Dissolution studies of Ivabradine formulations
The proposed methods were applied to quantitatively estimate ivabradine release from four different controlled release tablet formulations. UV spectroscopic method showed satisfactory comparable results to that of the RP-HPLC method (Fig. 4). The results of analysis of the different controlled release formulations suggested that there is no interference from any excipients that are used in these formulations. Statistical analysis of the drug-release profiles obtained by both the methods was performed using similarity factor. Similarity factor, f2 value, is 74.23, 76.23, 69.57 and 72.56 for formulation I, II, III and IV respectively, indicating that the profiles generated by both the methods are similar.
Fig. 4 Comparison of dissolution profiles of four controlled release formulations of ivabradine prepared by different methods with different excipients using UV and HPLC methods.
Conclusion:
The proposed UV spectroscopic and RPHPLC methods provide simple, accurate and reproducible quantitative analysis for determination of ivabradine hydrochloride in drug release studies.
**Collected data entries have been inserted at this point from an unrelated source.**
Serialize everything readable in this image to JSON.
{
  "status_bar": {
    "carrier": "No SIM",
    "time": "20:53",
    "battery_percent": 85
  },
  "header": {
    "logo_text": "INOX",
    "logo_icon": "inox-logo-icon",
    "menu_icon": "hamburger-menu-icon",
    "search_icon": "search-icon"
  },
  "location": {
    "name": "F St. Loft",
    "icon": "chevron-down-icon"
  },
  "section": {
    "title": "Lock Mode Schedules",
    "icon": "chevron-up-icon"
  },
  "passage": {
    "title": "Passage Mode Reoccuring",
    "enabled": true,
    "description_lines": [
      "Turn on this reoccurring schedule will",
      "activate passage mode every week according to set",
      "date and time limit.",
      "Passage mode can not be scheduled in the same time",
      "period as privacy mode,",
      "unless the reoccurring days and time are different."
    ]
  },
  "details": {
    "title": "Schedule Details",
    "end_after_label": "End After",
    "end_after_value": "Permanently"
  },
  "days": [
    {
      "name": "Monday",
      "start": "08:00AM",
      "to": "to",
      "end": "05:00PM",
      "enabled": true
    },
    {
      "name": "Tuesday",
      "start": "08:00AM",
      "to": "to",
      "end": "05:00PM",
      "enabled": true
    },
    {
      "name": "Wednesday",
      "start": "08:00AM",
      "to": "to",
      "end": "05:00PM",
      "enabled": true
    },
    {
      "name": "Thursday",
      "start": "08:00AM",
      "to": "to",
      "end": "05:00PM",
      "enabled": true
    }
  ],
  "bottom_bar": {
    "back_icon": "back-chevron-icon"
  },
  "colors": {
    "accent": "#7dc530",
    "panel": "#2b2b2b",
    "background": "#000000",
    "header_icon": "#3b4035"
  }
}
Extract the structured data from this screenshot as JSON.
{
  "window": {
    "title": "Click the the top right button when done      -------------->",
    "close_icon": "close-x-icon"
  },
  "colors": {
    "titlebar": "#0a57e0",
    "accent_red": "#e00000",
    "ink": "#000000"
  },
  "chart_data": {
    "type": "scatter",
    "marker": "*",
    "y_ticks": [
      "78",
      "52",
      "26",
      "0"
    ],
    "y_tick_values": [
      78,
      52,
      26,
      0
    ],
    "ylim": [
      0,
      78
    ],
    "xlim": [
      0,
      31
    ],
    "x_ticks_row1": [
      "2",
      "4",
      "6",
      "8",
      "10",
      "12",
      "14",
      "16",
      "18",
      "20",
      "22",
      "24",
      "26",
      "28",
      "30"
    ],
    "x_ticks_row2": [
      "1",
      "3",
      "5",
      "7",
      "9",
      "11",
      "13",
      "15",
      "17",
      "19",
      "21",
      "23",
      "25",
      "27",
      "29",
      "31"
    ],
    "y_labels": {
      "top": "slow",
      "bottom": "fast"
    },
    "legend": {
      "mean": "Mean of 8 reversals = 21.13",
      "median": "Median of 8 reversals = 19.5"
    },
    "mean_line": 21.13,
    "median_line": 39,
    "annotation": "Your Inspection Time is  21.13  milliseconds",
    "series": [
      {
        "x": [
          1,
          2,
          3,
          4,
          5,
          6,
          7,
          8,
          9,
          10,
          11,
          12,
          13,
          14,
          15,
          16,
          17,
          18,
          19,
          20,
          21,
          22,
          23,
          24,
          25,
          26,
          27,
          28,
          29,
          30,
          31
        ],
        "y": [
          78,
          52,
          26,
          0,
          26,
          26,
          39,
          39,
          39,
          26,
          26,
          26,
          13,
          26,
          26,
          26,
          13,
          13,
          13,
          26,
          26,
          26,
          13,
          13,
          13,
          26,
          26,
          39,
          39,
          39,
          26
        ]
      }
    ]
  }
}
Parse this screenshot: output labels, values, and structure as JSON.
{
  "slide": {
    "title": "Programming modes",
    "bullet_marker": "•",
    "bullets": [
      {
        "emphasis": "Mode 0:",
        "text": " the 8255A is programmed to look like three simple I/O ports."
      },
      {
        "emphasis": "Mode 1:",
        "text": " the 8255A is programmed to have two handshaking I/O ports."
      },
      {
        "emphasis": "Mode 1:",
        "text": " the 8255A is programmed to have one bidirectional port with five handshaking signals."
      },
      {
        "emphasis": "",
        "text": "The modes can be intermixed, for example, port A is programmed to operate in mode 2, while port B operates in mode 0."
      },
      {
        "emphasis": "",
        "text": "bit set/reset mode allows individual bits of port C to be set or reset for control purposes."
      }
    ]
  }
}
Proposed methods complied with ICH validation criteria and showed comparable results.
UV spectroscopic method has the advantages of lower cost and feasibility, and can be used for routine dissolution studies during CR formulation development.
ACKNOWLEDGEMENTS
The authors thank Themis Medicare Ltd. (Mumbai, India), for providing Ivabradine HCl as gift sample for this work. They also thank Dr. Aliasgar Shahiwala, Associate Professor, National Institute of Pharmaceutical Education & Research (NIPER), Ahmedabad and Prof. (Dr.) Harish Padh, Director, B.V. Patel Pharmaceutical Education and Research Development (PERD) Centre & Project Director, National Institute of Pharmaceutical Education & Research (NIPER), Ahmedabad, for providing required facilities to carry out this research work.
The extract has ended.